Janice Bartlett, Leucadia
SeaWorld's arcane concept
I totally agree with what you said in your March 19 "Editor's Note"—100 percent. I've never been a fan of SeaWorld. It just always seemed so fake and made-up.
Seeing marine animals in small pens, doing tricks to entertain small children and adults is asinine. It's an extremely outdated and arcane concept from back in the day, several centuries ago, when man thought it was our god-given right to conquer and control nature. Hopefully, most of us know now that this is not the case. Animals are not here for our amusement—the animals in SeaWorld, the San Diego Zoo or any animals in captivity held against their own free will.
I really hope Richard Bloom's bill passes and SeaWorld is forced to become more conscious of its inhabitants and evolves with a much more environmentally friendly stewardship.
It's time for SeaWorld to redefine itself or fall into obscurity. There are plenty more tourist attractions to see and do in San Diego besides SeaWorld. I don't see us losing tourism money if the bill passes; I see the money being spent in other, better areas.
Great article. Let's keep this discussion going and continue to draw awareness to help these sea mammals that don't have a voice, like Tilikum.
Denise Milbauer, University Heights
SeaWorld needs to change
Many thanks for sharing your take on SeaWorld ["Editor's Note," March 19]. I'm a San Diego native who grew up going to SeaWorld, and it's a part of local culture, but some things need to change. Keeping orcas captive is one of those things.
So often, the pro-animal side of the argument becomes shrill, and its written attempts at persuasion are laden with exclamation marks and words in all-caps. Your piece makes the argument without the credibility-killing emotion. Well done.
Yes, let's see what Assembly Speaker Toni Atkins has to say. After the disappointing unanimous City Council support of declaring March "SeaWorld Month," it would be a bold move indeed if she came out in favor of Richard Bloom's heroic legislation.

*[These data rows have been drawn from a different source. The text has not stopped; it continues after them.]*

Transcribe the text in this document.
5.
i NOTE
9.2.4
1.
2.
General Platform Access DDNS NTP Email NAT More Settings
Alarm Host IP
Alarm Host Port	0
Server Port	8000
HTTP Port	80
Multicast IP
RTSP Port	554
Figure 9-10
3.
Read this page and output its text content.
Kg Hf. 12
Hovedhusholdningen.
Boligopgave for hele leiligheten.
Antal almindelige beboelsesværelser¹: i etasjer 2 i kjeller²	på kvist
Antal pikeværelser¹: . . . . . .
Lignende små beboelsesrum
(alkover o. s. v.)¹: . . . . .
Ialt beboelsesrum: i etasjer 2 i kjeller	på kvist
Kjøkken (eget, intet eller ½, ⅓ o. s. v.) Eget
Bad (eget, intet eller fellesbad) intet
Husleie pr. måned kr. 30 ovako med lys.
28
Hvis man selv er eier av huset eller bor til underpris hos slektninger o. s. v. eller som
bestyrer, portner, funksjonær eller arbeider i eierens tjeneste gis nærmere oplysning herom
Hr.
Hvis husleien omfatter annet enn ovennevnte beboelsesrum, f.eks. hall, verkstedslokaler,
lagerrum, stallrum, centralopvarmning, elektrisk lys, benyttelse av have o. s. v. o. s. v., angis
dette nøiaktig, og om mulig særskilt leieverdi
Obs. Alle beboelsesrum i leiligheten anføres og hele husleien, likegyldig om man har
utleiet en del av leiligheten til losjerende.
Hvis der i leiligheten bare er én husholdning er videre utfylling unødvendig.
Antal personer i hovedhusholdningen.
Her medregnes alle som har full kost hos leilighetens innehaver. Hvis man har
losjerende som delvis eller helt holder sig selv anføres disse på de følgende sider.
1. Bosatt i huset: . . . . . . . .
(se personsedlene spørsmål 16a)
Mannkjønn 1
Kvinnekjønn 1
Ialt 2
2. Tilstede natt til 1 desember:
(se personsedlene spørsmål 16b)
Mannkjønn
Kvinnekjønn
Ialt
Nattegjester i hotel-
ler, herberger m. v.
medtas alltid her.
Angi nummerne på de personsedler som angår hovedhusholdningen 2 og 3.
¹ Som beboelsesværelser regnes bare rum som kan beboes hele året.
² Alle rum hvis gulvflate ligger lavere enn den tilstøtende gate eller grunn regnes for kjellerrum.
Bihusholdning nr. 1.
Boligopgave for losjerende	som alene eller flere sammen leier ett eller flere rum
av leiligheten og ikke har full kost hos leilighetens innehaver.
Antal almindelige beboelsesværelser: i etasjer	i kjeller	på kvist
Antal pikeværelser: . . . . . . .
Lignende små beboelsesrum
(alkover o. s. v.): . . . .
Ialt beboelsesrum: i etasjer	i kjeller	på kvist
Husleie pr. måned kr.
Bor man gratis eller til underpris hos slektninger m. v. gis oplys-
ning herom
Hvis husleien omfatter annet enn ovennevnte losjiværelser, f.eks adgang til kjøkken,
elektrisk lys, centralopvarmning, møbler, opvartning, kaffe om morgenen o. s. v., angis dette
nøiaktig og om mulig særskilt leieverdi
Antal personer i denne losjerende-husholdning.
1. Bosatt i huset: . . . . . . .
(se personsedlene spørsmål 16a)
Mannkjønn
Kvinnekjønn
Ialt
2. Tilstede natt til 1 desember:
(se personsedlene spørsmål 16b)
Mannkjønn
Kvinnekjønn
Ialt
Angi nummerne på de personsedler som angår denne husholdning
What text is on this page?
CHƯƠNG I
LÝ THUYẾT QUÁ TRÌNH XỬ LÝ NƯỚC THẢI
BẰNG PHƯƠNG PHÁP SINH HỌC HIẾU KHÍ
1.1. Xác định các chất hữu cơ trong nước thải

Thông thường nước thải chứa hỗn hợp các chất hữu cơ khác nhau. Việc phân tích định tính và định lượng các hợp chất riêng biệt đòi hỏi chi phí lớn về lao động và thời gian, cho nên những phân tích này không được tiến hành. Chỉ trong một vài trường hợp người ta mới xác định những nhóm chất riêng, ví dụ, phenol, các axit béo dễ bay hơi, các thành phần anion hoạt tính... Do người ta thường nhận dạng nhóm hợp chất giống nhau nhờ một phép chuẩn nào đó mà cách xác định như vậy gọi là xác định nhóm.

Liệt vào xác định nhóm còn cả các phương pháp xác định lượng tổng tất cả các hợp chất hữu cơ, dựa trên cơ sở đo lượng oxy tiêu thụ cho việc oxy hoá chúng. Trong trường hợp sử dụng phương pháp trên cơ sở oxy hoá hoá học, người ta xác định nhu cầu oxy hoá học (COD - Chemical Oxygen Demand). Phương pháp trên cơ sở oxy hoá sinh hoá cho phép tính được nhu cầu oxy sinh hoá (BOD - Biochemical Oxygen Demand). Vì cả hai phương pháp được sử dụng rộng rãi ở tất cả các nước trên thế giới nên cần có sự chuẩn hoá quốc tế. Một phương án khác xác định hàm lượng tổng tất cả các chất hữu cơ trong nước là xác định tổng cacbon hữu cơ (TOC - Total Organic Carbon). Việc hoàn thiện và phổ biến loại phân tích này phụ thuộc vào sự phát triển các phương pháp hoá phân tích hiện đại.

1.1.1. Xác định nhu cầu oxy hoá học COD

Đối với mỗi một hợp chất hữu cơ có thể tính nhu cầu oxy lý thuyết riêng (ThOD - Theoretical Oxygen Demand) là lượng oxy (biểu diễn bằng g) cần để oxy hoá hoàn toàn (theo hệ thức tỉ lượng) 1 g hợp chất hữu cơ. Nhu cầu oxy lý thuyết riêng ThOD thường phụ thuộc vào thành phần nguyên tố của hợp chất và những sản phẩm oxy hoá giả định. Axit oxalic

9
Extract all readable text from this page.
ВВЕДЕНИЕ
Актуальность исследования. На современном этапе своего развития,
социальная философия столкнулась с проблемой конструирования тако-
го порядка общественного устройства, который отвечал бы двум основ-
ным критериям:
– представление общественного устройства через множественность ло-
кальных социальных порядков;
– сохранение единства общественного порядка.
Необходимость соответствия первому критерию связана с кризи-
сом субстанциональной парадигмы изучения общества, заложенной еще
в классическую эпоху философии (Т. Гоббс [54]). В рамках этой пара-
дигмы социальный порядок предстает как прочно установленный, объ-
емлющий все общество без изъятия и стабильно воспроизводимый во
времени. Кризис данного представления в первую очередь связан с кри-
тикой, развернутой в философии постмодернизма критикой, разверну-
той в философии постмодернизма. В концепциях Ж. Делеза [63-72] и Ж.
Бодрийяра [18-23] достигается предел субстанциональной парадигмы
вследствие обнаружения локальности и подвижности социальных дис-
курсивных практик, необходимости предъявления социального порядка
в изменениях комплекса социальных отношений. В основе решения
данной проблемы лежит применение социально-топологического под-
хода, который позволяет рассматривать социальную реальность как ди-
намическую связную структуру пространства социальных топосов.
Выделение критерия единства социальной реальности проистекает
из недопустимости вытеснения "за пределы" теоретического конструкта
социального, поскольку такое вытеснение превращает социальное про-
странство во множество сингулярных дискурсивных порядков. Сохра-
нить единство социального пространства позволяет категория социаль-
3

If Los Angeles and San Francisco come out in favor of the legislation and San Diego remains opposed, it would pit city against city. I hope you'll keep readers posted on what happens with this legislation. SeaWorld news is hot-hot-hot right now.
Elaine Boyd, North Park
Editor's note: Atkins hasn't articulated her position on Bloom's bill, but she's had positive things to say about SeaWorld while attending the theme park's 50th birthday party. Meanwhile, last week, the bill stalled for at least a year when it was sent out for further study by the Assembly Committee on Water, Parks and Wildlife.